Confused by Theology of the Body
The Catholic Theological Society of America is meeting again. They seem to be trying to figure out what John Paul’s Theology of the Body means. It is interesting because at the outset they assume it cannot means what it actually says. That is that as men and women our bodies are created in harmony with a much deeper reality about ourselves. That things like contraception, gay marriage, and female ordination don’t just contradict who we are physically but spiritually as well. The CTSA is a collection of liberal theologicans and they know more surely than they know anything that that can’t be right. But it is becoming impossible to ignore. Young Catholics and most bishops are embracing it more and more all the time. So what is a guy like David McCarthy going to make of that? Well, John Allen tells us:
In a sound-bite, McCarthy said that today’s young Catholic is looking to “invite back in our own version of Archie Bunker” – the cantankerous authority figure so thoroughly lampooned and dethroned in American culture in the 1970s and afterwards.
That instinct, which McCarthy defined as an “awkward, inarticulate, but overwhelming desire for home,” helps explain the attraction of many young Catholics to John Paul II’s theology of the body, McCarthy said. In reality, he said, many of these young Catholics have never actually read John Paul’s writings on the subject, but they’ve picked up two points from it:
• Sexual intimacy is wonderful
• Sexuality “gives us rules and duties,” meaning that it’s “the context of a vocation.”

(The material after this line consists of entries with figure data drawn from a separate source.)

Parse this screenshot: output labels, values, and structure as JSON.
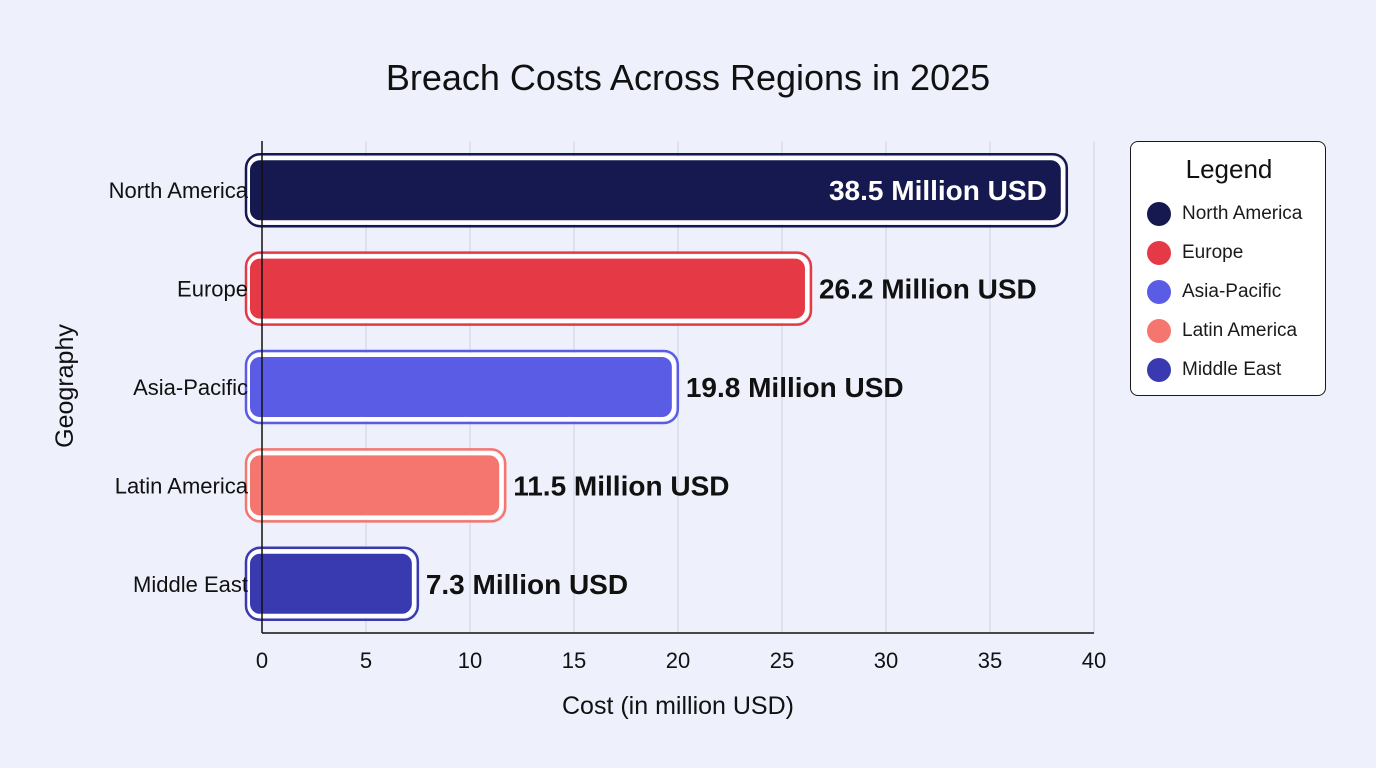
{
  "chart_data": {
    "type": "bar",
    "orientation": "horizontal",
    "title": "Breach Costs Across Regions in 2025",
    "xlabel": "Cost (in million USD)",
    "ylabel": "Geography",
    "xlim": [
      0,
      40
    ],
    "x_ticks": [
      "0",
      "5",
      "10",
      "15",
      "20",
      "25",
      "30",
      "35",
      "40"
    ],
    "grid": "vertical",
    "legend_placement": "right",
    "categories": [
      "North America",
      "Europe",
      "Asia-Pacific",
      "Latin America",
      "Middle East"
    ],
    "values": [
      38.5,
      26.2,
      19.8,
      11.5,
      7.3
    ],
    "data_labels": [
      "38.5 Million USD",
      "26.2 Million USD",
      "19.8 Million USD",
      "11.5 Million USD",
      "7.3 Million USD"
    ],
    "colors": [
      "#161850",
      "#e63946",
      "#5a5ce6",
      "#f5756f",
      "#3a3ab0"
    ]
  },
  "legend": {
    "title": "Legend",
    "items": [
      "North America",
      "Europe",
      "Asia-Pacific",
      "Latin America",
      "Middle East"
    ]
  }
}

He is right that many young Catholics have not read much of John Paul’s actual writings. They typically read guys like Christopher West, Steve Kellmeyer, Dawn Eden, Fr Roger Landry, Jason Evert, Mary Beth Bonacci, Janet Smith, etc. But that is just because people like that have made the theology more accessible. But to imply that everything they have learned can be summed up in 18 words is beyond silly. Liberal theologians seem to only understand eachother. They don’t seem to understand God and they don’t seem to understand why people want God.
The reference the Archie Bunker is quite revealing. It reveals much about McCarthy’s idea of what authority is all about. Society is where you find holiness and Rome is where you find bigotry and an irrational clinging to outdated ideas. He can’t understand why anyone would see John Paul and Benedict as holy men and see gay marriage, abortion and pornography as something to rebel against. He can’t seem to get his mind around that. So he assumes it is because they are just stupid.

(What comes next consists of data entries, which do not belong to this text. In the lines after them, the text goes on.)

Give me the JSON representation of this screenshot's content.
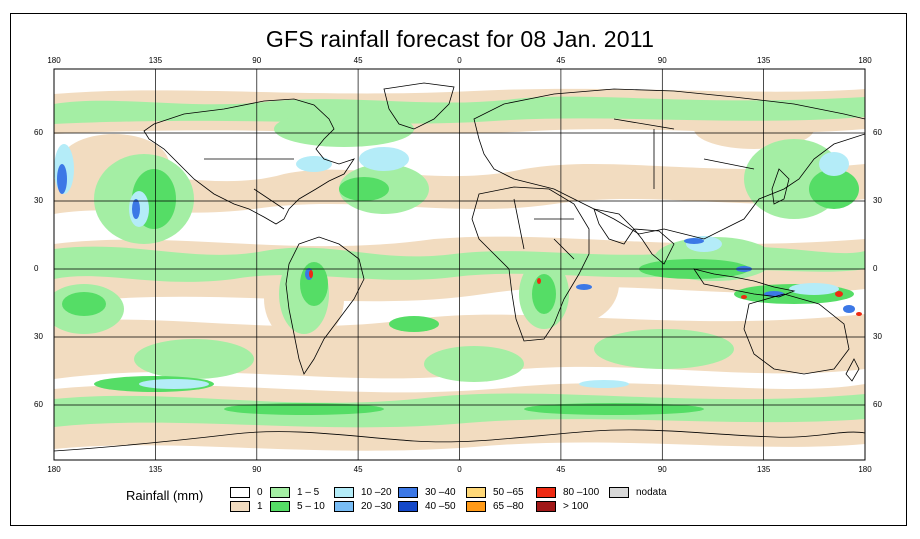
{
  "title": "GFS rainfall forecast for 08 Jan. 2011",
  "axes": {
    "x_ticks": [
      "180",
      "135",
      "90",
      "45",
      "0",
      "45",
      "90",
      "135",
      "180"
    ],
    "y_ticks": [
      "60",
      "30",
      "0",
      "30",
      "60"
    ]
  },
  "legend": {
    "label": "Rainfall (mm)",
    "items": [
      {
        "label": "0",
        "color": "#ffffff"
      },
      {
        "label": "1",
        "color": "#f2dcc0"
      },
      {
        "label": "1 – 5",
        "color": "#a4eea4"
      },
      {
        "label": "5 – 10",
        "color": "#55dd66"
      },
      {
        "label": "10 –20",
        "color": "#b4ecf8"
      },
      {
        "label": "20 –30",
        "color": "#78bcf4"
      },
      {
        "label": "30 –40",
        "color": "#3c78e6"
      },
      {
        "label": "40 –50",
        "color": "#1448c8"
      },
      {
        "label": "50 –65",
        "color": "#ffd878"
      },
      {
        "label": "65 –80",
        "color": "#ff9a18"
      },
      {
        "label": "80 –100",
        "color": "#ee2a12"
      },
      {
        "label": "> 100",
        "color": "#a01818"
      },
      {
        "label": "nodata",
        "color": "#d8d8d8"
      }
    ]
  }
}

It is interesting to me how you can have two vastly different traditions both calling themselves Catholic. The same principle for determining truth applies. Follow the pope and the bishops. It does not matter if the other contenders are protestant or Catholic. It does not matter how big their church is or how many letters they have behind their name. Where is the successor of Peter? Where are the successors of the apostles? That is how to find truth.